A sheet of evenly spaced metal bars that separates the super from the deep. The bars are spaced so that a worker can squeeze through and fill the super with honey but the queen cannot get into the super to lay eggs.

Royal Jelly

A substance secreted by honey bee workers and fed by them to larvae that are being raised as potential queen bees.

Super

Box always above the deep separated by the queen excluder. The “pantry” of the bees, should contain only nectar and honey; placed on the hive during the main nectar flow.

Supercedure

The replacement of an old or inferior queen bee by a young or superior. The supercedure cells looks like a peanut on the upper half of the frame.

Swarming

The process by which a new honey bee colony is formed when the queen bee leaves the colony with a large group of worker bees.

Trophallactic behavior

Exhibiting the exchange of regurgitated food that occurs between adults and larvae in colonies of social insects. Pest species can mimic this behavior (i.e. small hive beetle) with their antennae in order to induce regurgitation of honey from nurse bees.

Hive Jobs

Queen

Female, lays all the eggs in the hive, only one per hive.

Drone

Male, Haploid chromosomes, mates with virgin queens from other hives.

Worker Bee Jobs

Nurse Bee

1st Job; feeds larvae.

House Bee

2nd Job; cleans hive.

Guard Bee

3rd Job; guards entrance.

Forager

Last job; most dangerous, exits hive to collect nectar and pollen.

Types of Hives

Langstroth( Fig 1)

The traditional modern hive made of a wooden box with removable frames (with plastic or wax foundation) that are spaced so that bees build wax between them.
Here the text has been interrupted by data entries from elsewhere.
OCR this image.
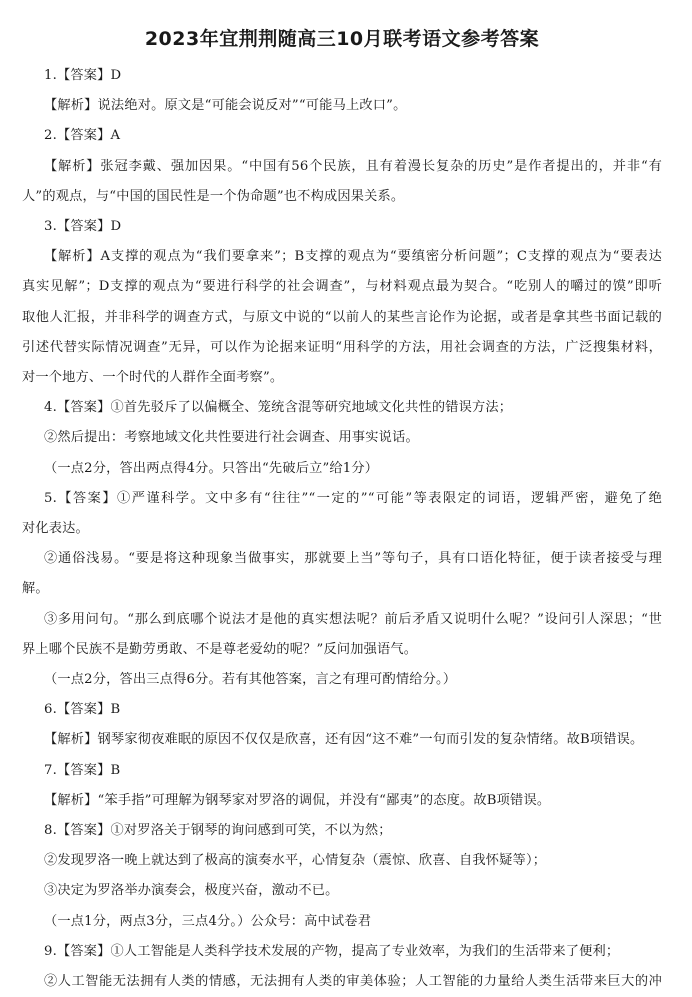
2023年宜荆荆随高三10月联考语文参考答案
1.【答案】D
【解析】说法绝对。原文是“可能会说反对”“可能马上改口”。
2.【答案】A
【解析】张冠李戴、强加因果。“中国有56个民族，且有着漫长复杂的历史”是作者提出的，并非“有
人”的观点，与“中国的国民性是一个伪命题”也不构成因果关系。
3.【答案】D
【解析】A支撑的观点为“我们要拿来”；B支撑的观点为“要缜密分析问题”；C支撑的观点为“要表达
真实见解”；D支撑的观点为“要进行科学的社会调查”，与材料观点最为契合。“吃别人的嚼过的馍”即听
取他人汇报，并非科学的调查方式，与原文中说的“以前人的某些言论作为论据，或者是拿其些书面记载的
引述代替实际情况调查”无异，可以作为论据来证明“用科学的方法，用社会调查的方法，广泛搜集材料，
对一个地方、一个时代的人群作全面考察”。
4.【答案】①首先驳斥了以偏概全、笼统含混等研究地域文化共性的错误方法；
②然后提出：考察地域文化共性要进行社会调查、用事实说话。
（一点2分，答出两点得4分。只答出“先破后立”给1分）
5.【答案】①严谨科学。文中多有“往往”“一定的”“可能”等表限定的词语，逻辑严密，避免了绝
对化表达。
②通俗浅易。“要是将这种现象当做事实，那就要上当”等句子，具有口语化特征，便于读者接受与理
解。
③多用问句。“那么到底哪个说法才是他的真实想法呢？前后矛盾又说明什么呢？”设问引人深思；“世
界上哪个民族不是勤劳勇敢、不是尊老爱幼的呢？”反问加强语气。
（一点2分，答出三点得6分。若有其他答案，言之有理可酌情给分。）
6.【答案】B
【解析】钢琴家彻夜难眠的原因不仅仅是欣喜，还有因“这不难”一句而引发的复杂情绪。故B项错误。
7.【答案】B
【解析】“笨手指”可理解为钢琴家对罗洛的调侃，并没有“鄙夷”的态度。故B项错误。
8.【答案】①对罗洛关于钢琴的询问感到可笑，不以为然；
②发现罗洛一晚上就达到了极高的演奏水平，心情复杂（震惊、欣喜、自我怀疑等）；
③决定为罗洛举办演奏会，极度兴奋，激动不已。
（一点1分，两点3分，三点4分。）公众号：高中试卷君
9.【答案】①人工智能是人类科学技术发展的产物，提高了专业效率，为我们的生活带来了便利；
②人工智能无法拥有人类的情感，无法拥有人类的审美体验；人工智能的力量给人类生活带来巨大的冲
There are 10 frame Langstroths, and 8 frame Langstroths, as well as some beekeepers that only use medium sized boxes for their whole hive. The hive is oriented vertically and additional boxes are added on top.

Top Bar (Fig 2)

Hive with no foundation frames, just pieces of wood for bees to build wax downward from. The hive is oriented horizontally and additional space is made by moving a divider.

Warre (Fig 3)

Hive made of a wooden box with a moisture quilt in the roof area and foundationless top bars (like a vertical top bar hive) or modified frames. The hive is oriented vertically and additional boxes are usually added on the bottom.

Flow Hive

Is only a honey super, Langstroth deeps must still be purchased or built to house the bees and brood.

Long Hive

A horizontal hive box built to fit Langstroth frames.

Skep Hive(Fig 4)

The rounded wicker hive usually seen in pictures from the middle ages. Because it does not have removable frames, it is not considered a legal way to keep honey bees.